I talked last week with a young professional who told me her pet peeve was people who use the word “like” incorrectly in a sentence. She had no problem when the word fit, but those who used the word over and over in a sentence made her a little crazy.
Her comment rang a bell for me as I hear so many people doing this – to the point that I am very conscious of when I use the word “like” and if I use it incorrectly. If you are guilty of saying “like” too many times in a conversation, you can modify your behavior; yes, you can stop!
Changing behavior begins with understanding the reason for poor behavior. You use “like” as a placeholder. You don’t want to lose your place in the conversation to someone else while you think of what to say next. It is the same as saying “umm” or “ahh”.
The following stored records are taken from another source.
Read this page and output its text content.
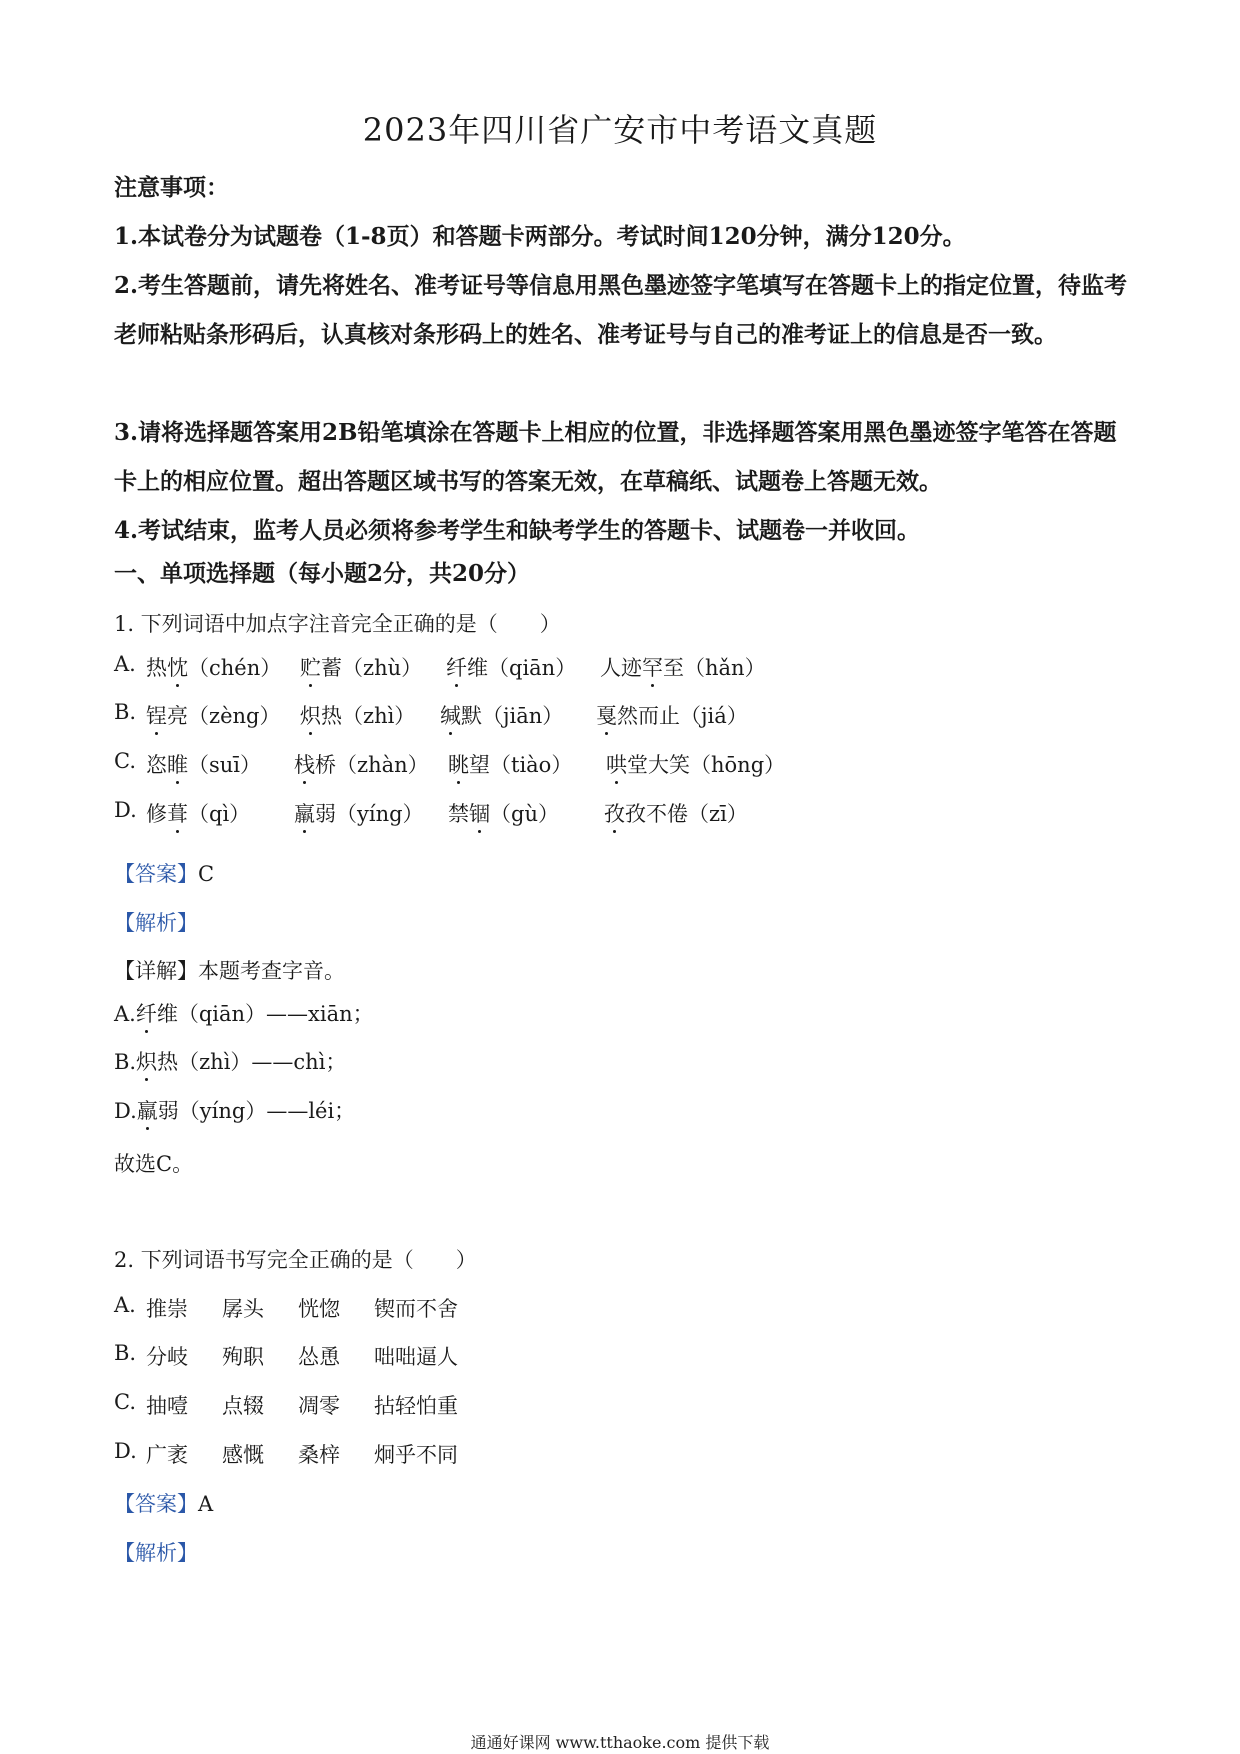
2023年四川省广安市中考语文真题
注意事项：
1.本试卷分为试题卷（1-8页）和答题卡两部分。考试时间120分钟，满分120分。
2.考生答题前，请先将姓名、准考证号等信息用黑色墨迹签字笔填写在答题卡上的指定位置，待监考老师粘贴条形码后，认真核对条形码上的姓名、准考证号与自己的准考证上的信息是否一致。
3.请将选择题答案用2B铅笔填涂在答题卡上相应的位置，非选择题答案用黑色墨迹签字笔答在答题卡上的相应位置。超出答题区域书写的答案无效，在草稿纸、试题卷上答题无效。
4.考试结束，监考人员必须将参考学生和缺考学生的答题卡、试题卷一并收回。
一、单项选择题（每小题2分，共20分）
1. 下列词语中加点字注音完全正确的是（　　）
A. 热忱（chén） 贮蓄（zhù） 纤维（qiān） 人迹罕至（hǎn）
B. 锃亮（zèng） 炽热（zhì） 缄默（jiān） 戛然而止（jiá）
C. 恣睢（suī） 栈桥（zhàn） 眺望（tiào） 哄堂大笑（hōng）
D. 修葺（qì） 羸弱（yíng） 禁锢（gù） 孜孜不倦（zī）
【答案】C
【解析】
【详解】本题考查字音。
A.纤维（qiān）——xiān；
B.炽热（zhì）——chì；
D.羸弱（yíng）——léi；
故选C。
2. 下列词语书写完全正确的是（　　）
A. 推崇 孱头 恍惚 锲而不舍
B. 分岐 殉职 怂恿 咄咄逼人
C. 抽噎 点辍 凋零 拈轻怕重
D. 广袤 感慨 桑梓 炯乎不同
【答案】A
【解析】
通通好课网 www.tthaoke.com 提供下载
Conversations are tricky – you have to work to make them good. As the speaker you owe it to the listener to actively think while talking; work at it, try hard to speak words, phrases and sentences that are meaningful. You will find you use fewer place holders.
If, during a conversation, you need a moment to consider what to say next, insert silence rather than “like”. True, you run the risk of losing your place in the conversation – and you may need to ask the listener to give you time to speak your entire thought – but at least you are not using “like” or other place holders. If you work hard to think while talking, you won’t need place holders, you will need fewer silences and you will speak with fluid intelligence!
As a listener, you need to work as well; try harder. Be the considerate listener who allows the speaker to finish his or her thought before commenting.
Yes, even your conversations can be more professional.